Google Scholar Citations, introduced in 2012, allows scholars to create a personal profile that can be shared publicly and displayed in search results, or kept private. Authors can add or edit their list of publications, either by retrieving them from Google Scholar or by adding them manually. The citations profile page provides a metric snapshot for all the publications associated with the author, including total number of citations to these works from across Google Scholar, for total citations, the h-index for that author (a formula for the number of papers published and the number of times cited), and the i10 index, a derivative of the h-index that examines papers cited more than ten times within the Google Scholar database. Though one can link to a public profile page, it is difficult to reuse the profile identifier on other websites or platforms.

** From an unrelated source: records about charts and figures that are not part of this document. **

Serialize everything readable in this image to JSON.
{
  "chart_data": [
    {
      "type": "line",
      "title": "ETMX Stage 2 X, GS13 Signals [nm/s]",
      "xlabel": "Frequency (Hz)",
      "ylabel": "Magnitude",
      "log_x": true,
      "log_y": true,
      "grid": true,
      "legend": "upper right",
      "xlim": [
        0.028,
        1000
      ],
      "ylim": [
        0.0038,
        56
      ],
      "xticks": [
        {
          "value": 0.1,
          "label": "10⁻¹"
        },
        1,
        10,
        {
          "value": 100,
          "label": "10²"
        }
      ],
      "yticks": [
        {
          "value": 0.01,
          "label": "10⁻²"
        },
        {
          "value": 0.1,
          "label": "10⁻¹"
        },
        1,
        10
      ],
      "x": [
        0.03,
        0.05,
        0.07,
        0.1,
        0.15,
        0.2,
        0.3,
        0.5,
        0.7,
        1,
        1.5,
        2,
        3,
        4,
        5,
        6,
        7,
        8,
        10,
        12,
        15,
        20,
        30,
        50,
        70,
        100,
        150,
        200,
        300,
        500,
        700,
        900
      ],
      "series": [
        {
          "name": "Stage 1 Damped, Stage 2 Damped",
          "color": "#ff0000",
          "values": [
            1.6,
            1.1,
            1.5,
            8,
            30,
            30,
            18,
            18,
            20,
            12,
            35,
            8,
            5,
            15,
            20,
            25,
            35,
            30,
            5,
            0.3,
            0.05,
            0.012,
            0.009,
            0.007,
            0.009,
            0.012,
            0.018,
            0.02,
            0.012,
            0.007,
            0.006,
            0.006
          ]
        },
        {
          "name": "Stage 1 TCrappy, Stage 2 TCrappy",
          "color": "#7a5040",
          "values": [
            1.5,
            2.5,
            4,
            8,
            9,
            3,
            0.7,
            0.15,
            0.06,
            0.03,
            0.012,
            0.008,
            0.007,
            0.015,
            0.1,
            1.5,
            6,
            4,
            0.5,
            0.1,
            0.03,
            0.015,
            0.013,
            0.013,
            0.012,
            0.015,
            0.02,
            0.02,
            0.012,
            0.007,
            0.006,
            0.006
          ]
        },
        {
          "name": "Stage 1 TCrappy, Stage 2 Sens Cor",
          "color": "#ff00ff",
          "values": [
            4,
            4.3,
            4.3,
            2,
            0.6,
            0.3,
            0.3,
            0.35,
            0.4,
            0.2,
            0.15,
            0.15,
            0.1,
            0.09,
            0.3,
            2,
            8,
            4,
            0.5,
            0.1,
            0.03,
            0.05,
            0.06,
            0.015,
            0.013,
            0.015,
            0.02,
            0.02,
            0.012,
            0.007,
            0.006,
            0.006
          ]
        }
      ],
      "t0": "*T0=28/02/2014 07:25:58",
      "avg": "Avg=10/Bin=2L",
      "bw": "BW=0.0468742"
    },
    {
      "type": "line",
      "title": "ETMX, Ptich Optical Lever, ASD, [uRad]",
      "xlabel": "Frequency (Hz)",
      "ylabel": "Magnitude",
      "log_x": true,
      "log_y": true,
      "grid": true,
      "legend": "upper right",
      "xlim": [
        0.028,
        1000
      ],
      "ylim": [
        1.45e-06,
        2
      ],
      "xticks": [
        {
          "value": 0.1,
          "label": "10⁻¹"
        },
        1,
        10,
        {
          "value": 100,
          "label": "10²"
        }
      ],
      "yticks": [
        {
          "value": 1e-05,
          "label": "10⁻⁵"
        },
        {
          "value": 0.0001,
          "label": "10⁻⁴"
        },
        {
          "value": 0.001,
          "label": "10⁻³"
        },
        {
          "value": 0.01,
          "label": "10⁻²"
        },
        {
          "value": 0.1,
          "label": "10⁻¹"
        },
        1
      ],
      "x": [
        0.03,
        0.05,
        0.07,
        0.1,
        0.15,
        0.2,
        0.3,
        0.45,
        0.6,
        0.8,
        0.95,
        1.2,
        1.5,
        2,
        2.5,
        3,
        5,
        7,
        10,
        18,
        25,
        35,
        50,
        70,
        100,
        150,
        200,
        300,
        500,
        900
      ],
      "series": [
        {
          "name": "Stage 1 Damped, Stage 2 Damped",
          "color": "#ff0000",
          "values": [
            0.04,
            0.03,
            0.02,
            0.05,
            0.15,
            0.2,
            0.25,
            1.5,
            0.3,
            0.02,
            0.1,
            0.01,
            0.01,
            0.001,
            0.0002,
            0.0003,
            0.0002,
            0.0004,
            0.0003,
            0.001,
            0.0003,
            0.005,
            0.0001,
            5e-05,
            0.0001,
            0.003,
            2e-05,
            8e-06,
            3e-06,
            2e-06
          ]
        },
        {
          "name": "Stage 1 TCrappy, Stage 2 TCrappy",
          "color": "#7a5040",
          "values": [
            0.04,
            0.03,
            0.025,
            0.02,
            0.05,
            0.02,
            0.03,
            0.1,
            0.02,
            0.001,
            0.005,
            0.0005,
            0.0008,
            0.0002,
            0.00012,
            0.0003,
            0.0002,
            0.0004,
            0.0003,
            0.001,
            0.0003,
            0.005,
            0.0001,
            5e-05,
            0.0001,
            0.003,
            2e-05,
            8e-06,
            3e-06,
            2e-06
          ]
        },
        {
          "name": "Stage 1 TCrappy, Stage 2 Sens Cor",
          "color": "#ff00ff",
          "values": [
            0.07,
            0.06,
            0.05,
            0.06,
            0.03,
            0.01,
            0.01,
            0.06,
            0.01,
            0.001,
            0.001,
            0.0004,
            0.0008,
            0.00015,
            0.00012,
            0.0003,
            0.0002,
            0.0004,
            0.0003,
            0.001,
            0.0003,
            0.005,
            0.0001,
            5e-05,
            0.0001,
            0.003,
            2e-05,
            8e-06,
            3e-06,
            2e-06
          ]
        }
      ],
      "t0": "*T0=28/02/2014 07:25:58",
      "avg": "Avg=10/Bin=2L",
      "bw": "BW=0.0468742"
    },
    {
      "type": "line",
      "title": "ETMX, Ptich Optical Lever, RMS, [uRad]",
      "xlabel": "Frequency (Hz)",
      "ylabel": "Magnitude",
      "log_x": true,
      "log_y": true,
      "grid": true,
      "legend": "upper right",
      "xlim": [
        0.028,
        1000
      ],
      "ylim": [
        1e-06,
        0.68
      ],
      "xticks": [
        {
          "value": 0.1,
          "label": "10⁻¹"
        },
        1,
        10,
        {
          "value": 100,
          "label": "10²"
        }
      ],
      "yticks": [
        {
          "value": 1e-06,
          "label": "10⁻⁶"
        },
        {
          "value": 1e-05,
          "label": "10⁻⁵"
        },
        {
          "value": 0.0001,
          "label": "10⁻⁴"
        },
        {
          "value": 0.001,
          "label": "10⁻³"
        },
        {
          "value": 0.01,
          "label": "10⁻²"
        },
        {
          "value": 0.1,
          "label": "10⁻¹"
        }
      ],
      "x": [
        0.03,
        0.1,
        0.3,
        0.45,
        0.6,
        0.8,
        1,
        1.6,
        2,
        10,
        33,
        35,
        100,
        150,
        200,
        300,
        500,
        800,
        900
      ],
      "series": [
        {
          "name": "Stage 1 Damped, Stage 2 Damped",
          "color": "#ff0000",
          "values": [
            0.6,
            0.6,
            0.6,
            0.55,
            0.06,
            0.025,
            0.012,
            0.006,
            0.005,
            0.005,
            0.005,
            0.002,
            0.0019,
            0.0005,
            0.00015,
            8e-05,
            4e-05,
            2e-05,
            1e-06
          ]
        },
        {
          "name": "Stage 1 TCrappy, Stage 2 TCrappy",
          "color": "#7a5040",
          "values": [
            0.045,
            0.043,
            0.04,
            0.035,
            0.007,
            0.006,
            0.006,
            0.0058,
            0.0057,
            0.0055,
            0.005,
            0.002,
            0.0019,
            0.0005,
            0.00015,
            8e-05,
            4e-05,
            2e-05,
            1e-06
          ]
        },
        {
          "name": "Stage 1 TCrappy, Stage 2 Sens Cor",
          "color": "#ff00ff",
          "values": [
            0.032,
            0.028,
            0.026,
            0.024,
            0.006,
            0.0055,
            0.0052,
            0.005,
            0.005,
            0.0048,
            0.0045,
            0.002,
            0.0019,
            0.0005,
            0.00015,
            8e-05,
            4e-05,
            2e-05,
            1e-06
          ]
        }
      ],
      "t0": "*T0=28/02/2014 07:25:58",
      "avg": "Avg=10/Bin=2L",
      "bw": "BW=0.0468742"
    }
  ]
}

ORCID—the Open Researcher and Contributor ID—launched in 2012, provided the interoperability that Google Scholar lacked and is a nonproprietary alternative to the Researcher ID. One’s ORCID provides each registered scholar with a unique alphanumeric code and is now commonly used on curricula vitae, in scholarly publishing workflows, and as a registration service that can link various accounts together across the web. As an open-source tool, ORCID can be integrated into a variety of web services, including altmetrics tools such as Altmetric, Impactstory, and Plum Analytics. In a nod to the ubiquity of ORCID, Thomson Reuters’ Researcher ID and the Scopus Author Identifier can now pull citations from or push citations to linked ORCID accounts, so that publication and personal details do not have to be entered in multiple places. Individuals can register for an ORCID identifier for free; institutions may join at several different levels of membership in order to be able to curate faculty accounts and to integrate ORCID information into campus reporting systems.

Approaching identities from a different angle, the Crossref organization (previously styled CrossRef) launched an open registry of funder identities in 2013 to essentially normalize funders’ names for better cross-platform reporting; its Funding DataCrossref Meta-Data Search (known also as FundRef) of more than 14,000 registered entities is now accessible via the site’s metasearch engine. DataCite, a membership organization supported by an alphabet soup of public and private institutions from more than twenty countries—and coordinated with the International DOI Foundation and other metadata initiatives—serves as a registry and DOI clearinghouse for research data sets, an important function complementary to publication and personal IDs.


1. The Formation of CrossRef: A Short History.